Joyeuse sans valentin !

C’est la fête de l’amour, celle où je devrai me fondre en purée devant la déclaration romantique de mon patamec ; me gaver de chocolat, huîtres et autres aphrodisiaques vendus deux fois leur prix en ce jour commercialement spécial ; avant de réviser le patasuttra en 3 heures acrobatiques.

En théorie du moins. Parce qu’en pratique, il est plus probable que je fonde en larmes devant la 23ème rediffusion du film The Notebook, me gonfle de chips et de tisanes bonne nuit, avant de réviser l’œuvre intégrale de Bach en 8 heures de ronflement intensif.

Bonjour, je suis La Patate, et je suis sans-valentin en ce jour de saint-valentin.

Non pas que je sois particulièrement triste de ne pas célébrer cette fête aussi branchée que les robes de Saida Mil3aka (Madame Pepperpote) ; ou que je sois fan des thématiques bisounours. De toutes les façons, en matière de mysticisme, je ne crois qu’en l’aura de Saint-Abdel (alias Sidi Abderrahmane ici).

Non, en toute mauvaise foi, la saint-valentin ça pue la friture, et je m’en fous ! Mais, au cas où un admirateur secret projetterait de m’envoyer, en ce jour de réclame, un bouquet de fleurs avec un billet pour l’Australie en guise de carte de vœux ; sachez que je suis souple de position. Propos valable aussi pour le 08 Mars, l’année de la chèvre, et la journée mondiale du saucisson.

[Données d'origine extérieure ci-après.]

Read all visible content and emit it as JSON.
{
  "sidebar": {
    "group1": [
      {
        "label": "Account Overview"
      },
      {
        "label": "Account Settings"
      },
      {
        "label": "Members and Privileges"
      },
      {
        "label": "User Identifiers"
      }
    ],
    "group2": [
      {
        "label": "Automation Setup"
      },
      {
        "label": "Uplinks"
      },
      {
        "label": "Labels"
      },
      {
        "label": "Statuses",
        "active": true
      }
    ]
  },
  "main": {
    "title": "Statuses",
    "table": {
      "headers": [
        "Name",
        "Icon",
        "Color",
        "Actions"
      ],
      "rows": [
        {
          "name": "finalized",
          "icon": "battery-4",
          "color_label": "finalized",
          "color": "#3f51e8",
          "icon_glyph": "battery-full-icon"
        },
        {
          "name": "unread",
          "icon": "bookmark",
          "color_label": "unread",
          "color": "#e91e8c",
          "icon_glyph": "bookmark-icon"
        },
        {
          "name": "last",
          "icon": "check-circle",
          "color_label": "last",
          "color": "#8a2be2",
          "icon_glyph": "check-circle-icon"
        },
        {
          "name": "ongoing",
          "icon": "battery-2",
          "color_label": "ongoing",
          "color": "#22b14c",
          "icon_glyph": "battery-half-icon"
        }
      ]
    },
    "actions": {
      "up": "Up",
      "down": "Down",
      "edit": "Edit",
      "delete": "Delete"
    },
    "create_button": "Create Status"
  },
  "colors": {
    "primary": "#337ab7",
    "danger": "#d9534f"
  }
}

Non, ce qui m’irrite réellement, c’est ce colonialisme impérialiste que veulent nous imposer ces dictateurs de valentins et valentines.

Ils essaient de nous faire passer, nous les sans valentins, pour des désespérés marginaux ayant échoué à intégrer la seule institution sociale qui vaille (à leurs yeux sous œillères). D’un ton mièvrement condescendant, ils nous spamment de conseils pour « endurer » seul(e) la saint-valentin, sans nous noyer dans la chasse d’eau. Ils nous bombardent olfactivement de pourrisseurs d’ambiance et squattent l’espace à base de gros cœurs rouges, rendant toute cohabitation impossible !

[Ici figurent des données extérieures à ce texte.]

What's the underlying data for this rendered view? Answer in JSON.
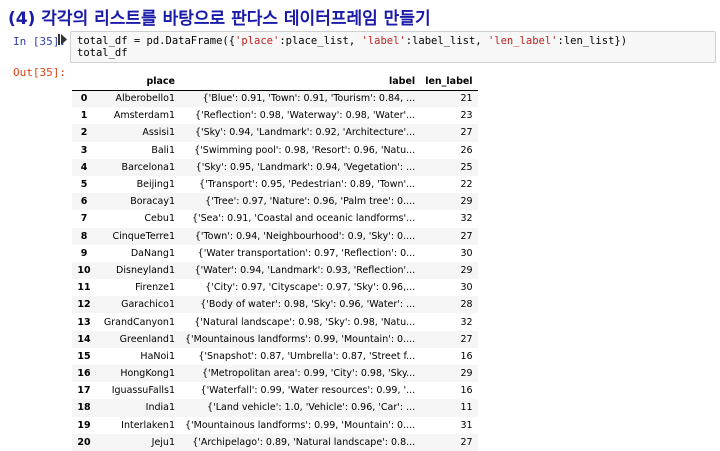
{
  "heading": "(4) 각각의 리스트를 바탕으로 판다스 데이터프레임 만들기",
  "cell_in": {
    "prompt": "In [35]:",
    "run_icon": "run-cell-icon",
    "code_line1_a": "total_df = pd.DataFrame({",
    "code_str_place": "'place'",
    "code_line1_b": ":place_list, ",
    "code_str_label": "'label'",
    "code_line1_c": ":label_list, ",
    "code_str_len": "'len_label'",
    "code_line1_d": ":len_list})",
    "code_line2": "total_df"
  },
  "cell_out": {
    "prompt": "Out[35]:"
  },
  "table": {
    "columns": [
      "place",
      "label",
      "len_label"
    ],
    "rows": [
      {
        "idx": "0",
        "place": "Alberobello1",
        "label": "{'Blue': 0.91, 'Town': 0.91, 'Tourism': 0.84, ...",
        "len": "21"
      },
      {
        "idx": "1",
        "place": "Amsterdam1",
        "label": "{'Reflection': 0.98, 'Waterway': 0.98, 'Water'...",
        "len": "23"
      },
      {
        "idx": "2",
        "place": "Assisi1",
        "label": "{'Sky': 0.94, 'Landmark': 0.92, 'Architecture'...",
        "len": "27"
      },
      {
        "idx": "3",
        "place": "Bali1",
        "label": "{'Swimming pool': 0.98, 'Resort': 0.96, 'Natu...",
        "len": "26"
      },
      {
        "idx": "4",
        "place": "Barcelona1",
        "label": "{'Sky': 0.95, 'Landmark': 0.94, 'Vegetation': ...",
        "len": "25"
      },
      {
        "idx": "5",
        "place": "Beijing1",
        "label": "{'Transport': 0.95, 'Pedestrian': 0.89, 'Town'...",
        "len": "22"
      },
      {
        "idx": "6",
        "place": "Boracay1",
        "label": "{'Tree': 0.97, 'Nature': 0.96, 'Palm tree': 0....",
        "len": "29"
      },
      {
        "idx": "7",
        "place": "Cebu1",
        "label": "{'Sea': 0.91, 'Coastal and oceanic landforms'...",
        "len": "32"
      },
      {
        "idx": "8",
        "place": "CinqueTerre1",
        "label": "{'Town': 0.94, 'Neighbourhood': 0.9, 'Sky': 0....",
        "len": "27"
      },
      {
        "idx": "9",
        "place": "DaNang1",
        "label": "{'Water transportation': 0.97, 'Reflection': 0...",
        "len": "30"
      },
      {
        "idx": "10",
        "place": "Disneyland1",
        "label": "{'Water': 0.94, 'Landmark': 0.93, 'Reflection'...",
        "len": "29"
      },
      {
        "idx": "11",
        "place": "Firenze1",
        "label": "{'City': 0.97, 'Cityscape': 0.97, 'Sky': 0.96,...",
        "len": "30"
      },
      {
        "idx": "12",
        "place": "Garachico1",
        "label": "{'Body of water': 0.98, 'Sky': 0.96, 'Water': ...",
        "len": "28"
      },
      {
        "idx": "13",
        "place": "GrandCanyon1",
        "label": "{'Natural landscape': 0.98, 'Sky': 0.98, 'Natu...",
        "len": "32"
      },
      {
        "idx": "14",
        "place": "Greenland1",
        "label": "{'Mountainous landforms': 0.99, 'Mountain': 0....",
        "len": "27"
      },
      {
        "idx": "15",
        "place": "HaNoi1",
        "label": "{'Snapshot': 0.87, 'Umbrella': 0.87, 'Street f...",
        "len": "16"
      },
      {
        "idx": "16",
        "place": "HongKong1",
        "label": "{'Metropolitan area': 0.99, 'City': 0.98, 'Sky...",
        "len": "29"
      },
      {
        "idx": "17",
        "place": "IguassuFalls1",
        "label": "{'Waterfall': 0.99, 'Water resources': 0.99, '...",
        "len": "16"
      },
      {
        "idx": "18",
        "place": "India1",
        "label": "{'Land vehicle': 1.0, 'Vehicle': 0.96, 'Car': ...",
        "len": "11"
      },
      {
        "idx": "19",
        "place": "Interlaken1",
        "label": "{'Mountainous landforms': 0.99, 'Mountain': 0....",
        "len": "31"
      },
      {
        "idx": "20",
        "place": "Jeju1",
        "label": "{'Archipelago': 0.89, 'Natural landscape': 0.8...",
        "len": "27"
      }
    ]
  }
}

J’ai pourtant sincèrement essayé de cohabiter par le passé.

Il y a 2 ans, j’ai d’abord naïvement cru que la terre était assez grande pour abriter toutes les espèces. Une copine et moi avons décidé d’aller dîner dehors, acceptant même dans notre immense magnanimité, de payer la nem le prix d’un méchoui familial. Nous avions persuadé le serveur de nous faire grâce de la bougie rouge en forme de cœur. Ne voulant pas non plus saboter l’innovateur concept artistique de la soirée, nous avions accepté de garder les pétales de rose sur la table.  Nous nous apprêtions à siroter tranquillement nos mojitos, que voilà que les couples aux alentours, trop contents d’avoir enfin un sujet de discussion, ont fait de nous un sujet de pari ! Ils nous scrutaient sous toutes les coutures, comme un os de dinosaure dans un musée, pour déterminer, si nous étions des lesbiennes ou des pauvres brebis célibataires en désarroi ! Je veux bien faire l’objet de pari, à condition de partager la cagnotte ! Simple question de savoir-vivre.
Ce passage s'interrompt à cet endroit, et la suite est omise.